Consider an ant colony taking refuge in your pantry during damp humid days.
Why would these pesky varmints do that?
To live, to nest, to cause domestic discontent at a species level?
Such a hassle to clean out the pantry and possibly re-line it, seeing someone left the lid off the honey and it dripped.
Not to mention the genocide that will have to be waged with the ant rid.
Overkill perhaps? That'll be the plan.
But doesn't it just illustrate humanity's capacity to stuff things up and then blame the victim?
Consider the dead oregano in your vegie patch. Victim of an attempt to spray nearby weeds that breezy afternoon.
Instructions warned about collateral damage. But collateral damage seems so naturally the outcome when you're trying to improve things. Usually unnaturally, or at least unintentionally.
Aiming low in terms of spray trajectory, but also positive outcomes. The answer was blown in the wind, and onto the oregano.
Now the oregano's dead because you attempted to help it live, and the weeds are thriving.
If only we could flavour food with bindii.
Maybe spray round the pantry next time and hopefully take down the ants.
It's an inexact science establishing domestic hegemony and it can be lethal for bystanders.
We were remembering our fishy the other day, in this sad, lamentable way.
Dear, dear Poisson - French for "fish".
A bit like naming your cat, Cat, minus the outrageous French accent.

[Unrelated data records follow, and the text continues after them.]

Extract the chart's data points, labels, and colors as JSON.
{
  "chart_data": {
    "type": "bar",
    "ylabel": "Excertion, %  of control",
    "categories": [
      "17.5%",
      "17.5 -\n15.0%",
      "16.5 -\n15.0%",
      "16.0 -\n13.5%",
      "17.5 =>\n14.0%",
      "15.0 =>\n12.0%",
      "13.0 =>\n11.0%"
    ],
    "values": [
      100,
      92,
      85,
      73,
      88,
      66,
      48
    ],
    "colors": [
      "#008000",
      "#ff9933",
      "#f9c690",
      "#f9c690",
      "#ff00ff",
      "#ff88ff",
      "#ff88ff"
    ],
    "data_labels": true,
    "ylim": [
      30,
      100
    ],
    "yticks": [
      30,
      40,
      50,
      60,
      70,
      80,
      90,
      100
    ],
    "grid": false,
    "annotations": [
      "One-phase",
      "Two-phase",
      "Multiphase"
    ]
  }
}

Unnervingly indicative, too, of the way Poisson was to meet its maker, if you focus on the spelling.
And really, we were only trying to make things better by getting rid of flies.
For two years Poisson tread water atop our mantle-piece, staring out from its fish bowl, while we stared in from ours.
Hopefully not forlornly, although such is the station of stationary beings.
I wonder to this day if the love we felt was reciprocated by our fish in anything more than a Stockholm Syndrome kind of way.
Probs not after we sprayed the room with insect repellent that fatal day.
And when I say 'fatal" I meant fateful, but homicidal is how it unfolded for Poisson.
Found floating, morte, on the surface when we got home.
Another victim or humanity's urge to better their environment only to poisson the situation.
Oh well, in typical human fashion you give yourself a spray of a different kind, and unlike Poisson, or the oregano and maybe the ants, you get back up and go again.